Revenge of the TurkeyOn November 27, 2019 by Elyse
As a staple of the holiday feast, Thanksgiving can be tough on turkeys (vegetarians, too—but that’s another story). However, if any are reading, take heart: History shows that once in a while, turkeys come out on top—and not just the top rack of the oven.
Does a turkey gobbler possess the same remarkable mental faculties as does the elephant?
. . . Over seven years ago Miss Elsie Gunther visited the farm of her uncle and teased the gobbler with a cane which had ribbons tied to it. The turkey chased her around the barnyard. The incident was forgotten and school work and business kept the niece from again visiting her uncle until seven years had passed.

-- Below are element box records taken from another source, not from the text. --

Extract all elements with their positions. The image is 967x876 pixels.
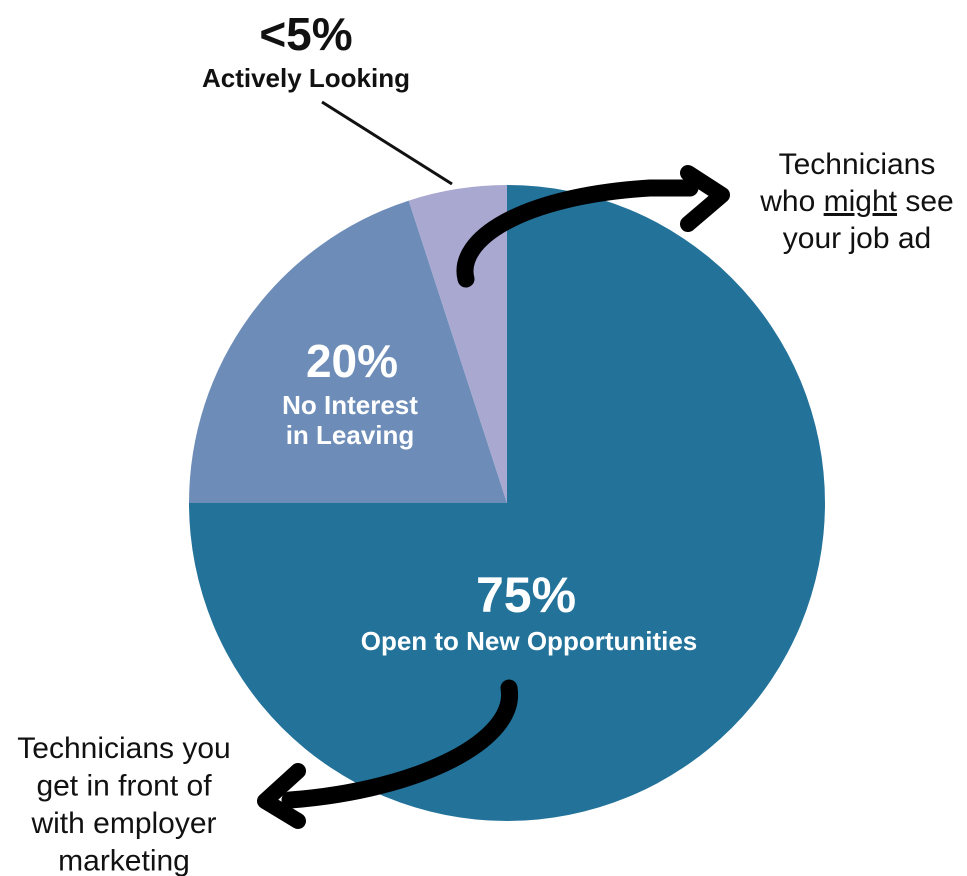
no-interest-slice	[189, 200, 507, 503]
employer-marketing-line-4: marketing	[58, 845, 190, 876]
employer-marketing-line-2: get in front of	[36, 770, 212, 803]
active-slice-label: Actively Looking	[202, 63, 410, 93]
actively-looking-leader-line	[321, 100, 453, 186]
might-see-line2-post: see	[897, 185, 954, 218]
employer-marketing-line-3: with employer	[30, 807, 216, 840]
employer-marketing-annotation: Technicians you get in front of with emplo…	[17, 732, 230, 876]
active-pct-label: <5%	[259, 8, 352, 60]
open-pct-label: 75%	[476, 567, 576, 623]
might-see-arrow	[456, 165, 730, 288]
open-slice-label: Open to New Opportunities	[361, 626, 698, 656]
employer-marketing-line-1: Technicians you	[17, 732, 230, 765]
might-see-line2-pre: who	[759, 185, 823, 218]
pie-slices	[189, 185, 825, 821]
no-interest-slice-label-line2: in Leaving	[286, 420, 415, 450]
no-interest-slice-label-line1: No Interest	[282, 390, 418, 420]
might-see-annotation-line3: your job ad	[783, 222, 931, 255]
might-see-annotation-line1: Technicians	[779, 148, 936, 181]
active-slice	[408, 185, 507, 503]
might-see-annotation-line2: who might see	[759, 185, 953, 218]
employer-marketing-arrow	[257, 679, 519, 829]
no-interest-pct-label: 20%	[306, 335, 398, 387]
might-see-underlined-word: might	[824, 185, 898, 218]
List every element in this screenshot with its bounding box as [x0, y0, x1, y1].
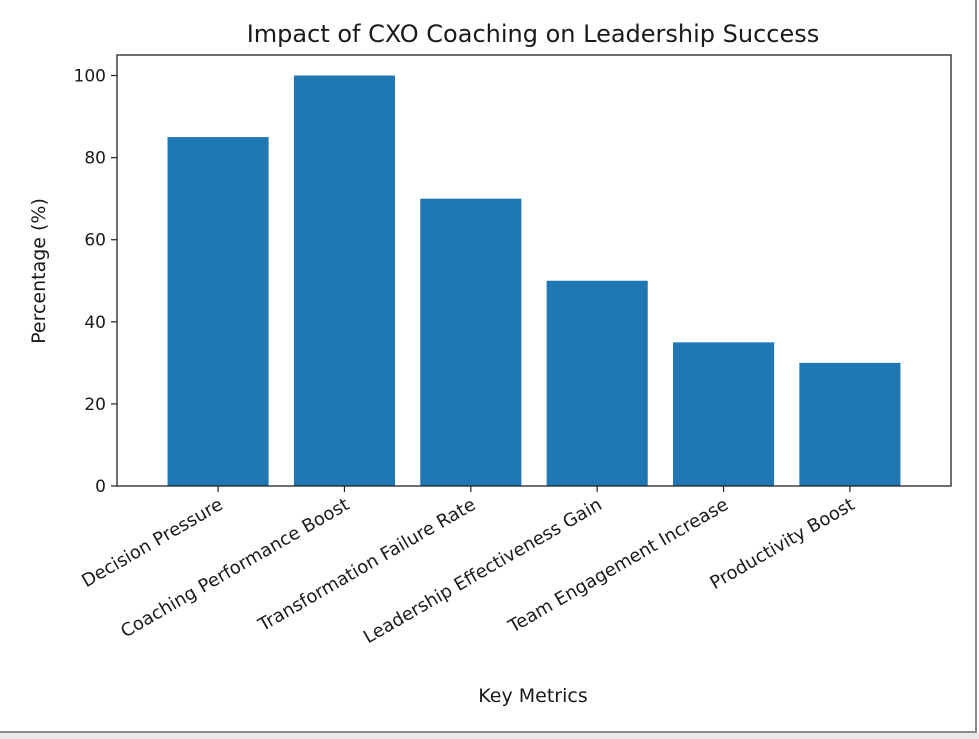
x-tick-label: Leadership Effectiveness Gain — [360, 494, 606, 648]
x-tick-label: Transformation Failure Rate — [254, 494, 479, 636]
bar — [167, 137, 269, 486]
y-tick-label: 0 — [95, 477, 106, 497]
y-tick-label: 100 — [74, 67, 106, 87]
bar — [799, 362, 901, 486]
x-tick-label: Coaching Performance Boost — [117, 494, 353, 642]
chart-title: Impact of CXO Coaching on Leadership Suc… — [247, 20, 820, 48]
y-axis: 0 20 40 60 80 100 — [74, 67, 117, 497]
x-tick-label: Team Engagement Increase — [504, 494, 732, 638]
bars-group — [167, 75, 901, 487]
window-bottom-edge — [0, 733, 979, 739]
y-tick-label: 20 — [84, 395, 106, 415]
bar — [420, 198, 522, 486]
bar — [293, 75, 395, 487]
y-tick-label: 60 — [84, 231, 106, 251]
bar — [546, 280, 648, 486]
bar — [673, 342, 775, 486]
plot-area-frame — [116, 54, 952, 487]
y-tick-label: 80 — [84, 149, 106, 169]
y-tick-label: 40 — [84, 313, 106, 333]
y-axis-label: Percentage (%) — [28, 198, 50, 344]
x-axis-label: Key Metrics — [478, 685, 587, 707]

Miss Gunther, free from school duties and languishing for the free air of the country, went to the Benton farm last week. The first thing she did was to trip across the barnyard toward the cow pens as she had done years ago. Before she was across the lawn a big turkey gobbler, the same one which attacked her seven years ago, flew at her face and struck her a blow that almost threw her into a heap. The turkey continued his attack until [the farmer] captured and imprisoned him.– From the Valentine Democrat, September 9, 1909
Turkeys, 2; obnoxious schoolgirls; 0.
Aside from an occasional victory on a farm, turkeys tend to triumph in the inane, appallingly violent cartoons of the early 20th century. (Click here for larger image.)
I’m not sure if I’m more disturbed by the man’s unprovoked aggression towards the turkey or the child running around with an axe. Speaking of which:
(Click here for larger image.)
Young Tommy might not have had a nice Thanksgiving, but at least there’s one turkey out there who did. Hopefully, he gobbled a report to Child Protective Services about the small child playing with a hatchet.
If Elsie Gunther’s tormentor is any indication, the long-suffering turkey is out for more than a hint of poetic justice.
Whether you’re cooking, eating, playing football, avoiding your relatives or running away from a maniac with an axe, may you and yours have a happy Thanksgiving!
Disclaimer: The modern era is far from the first to grapple with rampant “fake news.” As I am neither a historian nor journalist, I make no claims about the accuracy or lack thereof of the above historical articles. I assert only that they make for a good story.